There’s no one-size-fits-all way for parents to help their kids buy a home. From behind-the-scenes financial boosts to full-blown co-ownership, today’s family-backed purchases take many forms and each comes with its own legal, financial, and emotional implications.

Gifting a down payment

The most common way parents help is by contributing to the down payment, often in the form of a gift. In 2025, the IRS allows individuals to gift up to $19,000 per recipient without triggering the gift tax. If the gift exceeds that threshold, the donor may need to report it to the IRS, though many won’t owe taxes unless they’ve already used up their lifetime exclusion of $13.99 million.

But for the gift to pass muster with a lender, it can’t be informal. Most mortgage underwriters will require a signed gift letter from the parents stating that the money is a gift, not a loan, and that it doesn’t need to be repaid. Lenders may also ask for bank statements and transfer records to verify the source and movement of the funds. If that paperwork isn’t clear, it can slow down or even jeopardize the loan approval.

Co-signing a mortgage

For parents whose children are struggling to qualify for a mortgage—whether due to limited credit history or a high debt-to-income ratio—co-signing the loan can be an easy way to help. While no cash changes hands upfront, the financial risks are real.

When you co-sign, you’re not just vouching for your child, you’re legally on the hook. If they miss a payment or default, your credit will take the hit, and lenders can come after you for repayment. It can also introduce emotional complications: Who’s really in charge when you’re both liable for missed payments? If boundaries and expectations aren’t clearly set from the start, the line between helping and overstepping can quickly blur.

Co-ownership or buying outright

Some families go even further and buy the home together, as the Shermans did. In these cases, all parties are typically listed on the deed, and ownership is often structured as a Joint Tenancy With Right of Survivorship (JTWROS) or Tenants in Common (TIC). In a JTWROS agreement, ownership is equal among all parties and is automatically transferred upon death, while a TIC allows for unequal ownership shares and lets each party designate their own heir.

In recent years, more families have also opted for a shared equity agreement, a more customizable co-ownership model that outlines exactly who owns what and how future gains (or losses) will be divided. 

Shared equity agreements are especially useful when the parent contribution is substantial but not purely a gift. In the Sherman family’s case, the parents covered 75% of the purchase price and hold 75% ownership. When the home sells, that same ratio will determine how proceeds are split.

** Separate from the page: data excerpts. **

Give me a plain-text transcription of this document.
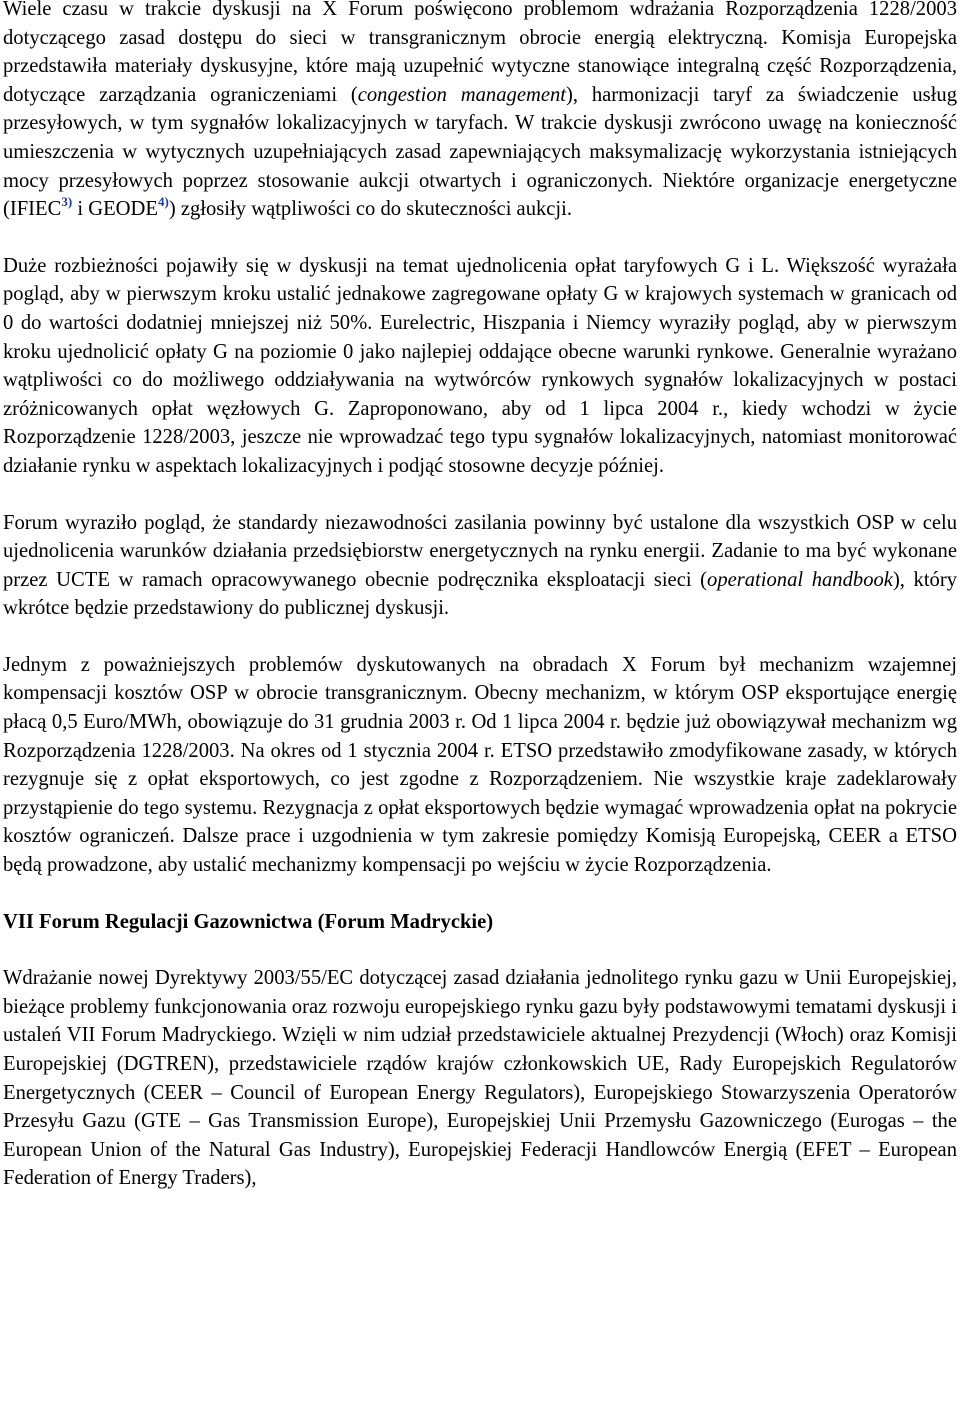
Wiele czasu w trakcie dyskusji na X Forum poświęcono problemom wdrażania Rozporządzenia 1228/2003 dotyczącego zasad dostępu do sieci w transgranicznym obrocie energią elektryczną. Komisja Europejska przedstawiła materiały dyskusyjne, które mają uzupełnić wytyczne stanowiące integralną część Rozporządzenia, dotyczące zarządzania ograniczeniami (congestion management), harmonizacji taryf za świadczenie usług przesyłowych, w tym sygnałów lokalizacyjnych w taryfach. W trakcie dyskusji zwrócono uwagę na konieczność umieszczenia w wytycznych uzupełniających zasad zapewniających maksymalizację wykorzystania istniejących mocy przesyłowych poprzez stosowanie aukcji otwartych i ograniczonych. Niektóre organizacje energetyczne (IFIEC$^{3)}$ i GEODE$^{4)}$) zgłosiły wątpliwości co do skuteczności aukcji.

Duże rozbieżności pojawiły się w dyskusji na temat ujednolicenia opłat taryfowych G i L. Większość wyrażała pogląd, aby w pierwszym kroku ustalić jednakowe zagregowane opłaty G w krajowych systemach w granicach od 0 do wartości dodatniej mniejszej niż 50%. Eurelectric, Hiszpania i Niemcy wyraziły pogląd, aby w pierwszym kroku ujednolicić opłaty G na poziomie 0 jako najlepiej oddające obecne warunki rynkowe. Generalnie wyrażano wątpliwości co do możliwego oddziaływania na wytwórców rynkowych sygnałów lokalizacyjnych w postaci zróżnicowanych opłat węzłowych G. Zaproponowano, aby od 1 lipca 2004 r., kiedy wchodzi w życie Rozporządzenie 1228/2003, jeszcze nie wprowadzać tego typu sygnałów lokalizacyjnych, natomiast monitorować działanie rynku w aspektach lokalizacyjnych i podjąć stosowne decyzje później.

Forum wyraziło pogląd, że standardy niezawodności zasilania powinny być ustalone dla wszystkich OSP w celu ujednolicenia warunków działania przedsiębiorstw energetycznych na rynku energii. Zadanie to ma być wykonane przez UCTE w ramach opracowywanego obecnie podręcznika eksploatacji sieci (operational handbook), który wkrótce będzie przedstawiony do publicznej dyskusji.

Jednym z poważniejszych problemów dyskutowanych na obradach X Forum był mechanizm wzajemnej kompensacji kosztów OSP w obrocie transgranicznym. Obecny mechanizm, w którym OSP eksportujące energię płacą 0,5 Euro/MWh, obowiązuje do 31 grudnia 2003 r. Od 1 lipca 2004 r. będzie już obowiązywał mechanizm wg Rozporządzenia 1228/2003. Na okres od 1 stycznia 2004 r. ETSO przedstawiło zmodyfikowane zasady, w których rezygnuje się z opłat eksportowych, co jest zgodne z Rozporządzeniem. Nie wszystkie kraje zadeklarowały przystąpienie do tego systemu. Rezygnacja z opłat eksportowych będzie wymagać wprowadzenia opłat na pokrycie kosztów ograniczeń. Dalsze prace i uzgodnienia w tym zakresie pomiędzy Komisją Europejską, CEER a ETSO będą prowadzone, aby ustalić mechanizmy kompensacji po wejściu w życie Rozporządzenia.

VII Forum Regulacji Gazownictwa (Forum Madryckie)

Wdrażanie nowej Dyrektywy 2003/55/EC dotyczącej zasad działania jednolitego rynku gazu w Unii Europejskiej, bieżące problemy funkcjonowania oraz rozwoju europejskiego rynku gazu były podstawowymi tematami dyskusji i ustaleń VII Forum Madryckiego. Wzięli w nim udział przedstawiciele aktualnej Prezydencji (Włoch) oraz Komisji Europejskiej (DGTREN), przedstawiciele rządów krajów członkowskich UE, Rady Europejskich Regulatorów Energetycznych (CEER – Council of European Energy Regulators), Europejskiego Stowarzyszenia Operatorów Przesyłu Gazu (GTE – Gas Transmission Europe), Europejskiej Unii Przemysłu Gazowniczego (Eurogas – the European Union of the Natural Gas Industry), Europejskiej Federacji Handlowców Energią (EFET – European Federation of Energy Traders),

From support to strings: Setting boundaries and expectations

For many parents, helping a child buy their first home feels like a natural extension of love and support. But when money changes hands without clear agreements, even close families can run into trouble.

Tension doesn’t always start with big disagreements; it can creep in through everyday decisions. A parent who contributed to the down payment might expect a say in renovations or reimbursement when the home is sold. A child might feel obligated to stay in a city longer than planned, unsure if the house is truly theirs.

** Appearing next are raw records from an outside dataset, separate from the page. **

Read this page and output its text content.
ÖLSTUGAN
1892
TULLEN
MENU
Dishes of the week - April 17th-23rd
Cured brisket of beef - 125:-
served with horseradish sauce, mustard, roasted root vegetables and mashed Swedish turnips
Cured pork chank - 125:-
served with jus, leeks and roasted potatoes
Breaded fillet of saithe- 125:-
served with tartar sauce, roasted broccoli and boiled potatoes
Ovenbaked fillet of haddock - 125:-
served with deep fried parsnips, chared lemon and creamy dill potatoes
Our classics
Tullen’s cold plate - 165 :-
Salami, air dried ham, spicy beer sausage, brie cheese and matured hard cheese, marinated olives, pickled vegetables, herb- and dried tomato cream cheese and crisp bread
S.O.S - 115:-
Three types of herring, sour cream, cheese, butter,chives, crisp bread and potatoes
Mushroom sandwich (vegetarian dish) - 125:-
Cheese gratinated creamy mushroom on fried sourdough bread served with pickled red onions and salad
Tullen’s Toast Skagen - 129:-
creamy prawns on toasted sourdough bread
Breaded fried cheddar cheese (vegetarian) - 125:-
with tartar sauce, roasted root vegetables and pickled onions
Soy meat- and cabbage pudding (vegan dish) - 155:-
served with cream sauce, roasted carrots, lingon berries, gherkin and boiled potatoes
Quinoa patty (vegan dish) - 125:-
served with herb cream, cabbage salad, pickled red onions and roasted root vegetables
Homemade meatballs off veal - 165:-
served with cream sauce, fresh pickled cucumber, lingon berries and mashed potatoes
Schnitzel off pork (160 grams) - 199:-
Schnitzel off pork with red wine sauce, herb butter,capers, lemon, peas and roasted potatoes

That’s why it’s essential to put everything in writing before closing. A co-ownership agreement can help families navigate these murky waters with certainty. It should outline:

  • How costs like mortgage payments, taxes, and maintenance will be split
  • What happens if one party wants to sell or exit
  • Whether the remaining owners get the first right to buy out the departing share

A neutral third party—like a financial planner or estate attorney—can help craft an agreement that sets clear expectations for everyone involved and avoid hard conversations later. It might not feel warm and fuzzy in the moment, but putting everything in writing is often the kindest thing a family can do for itself.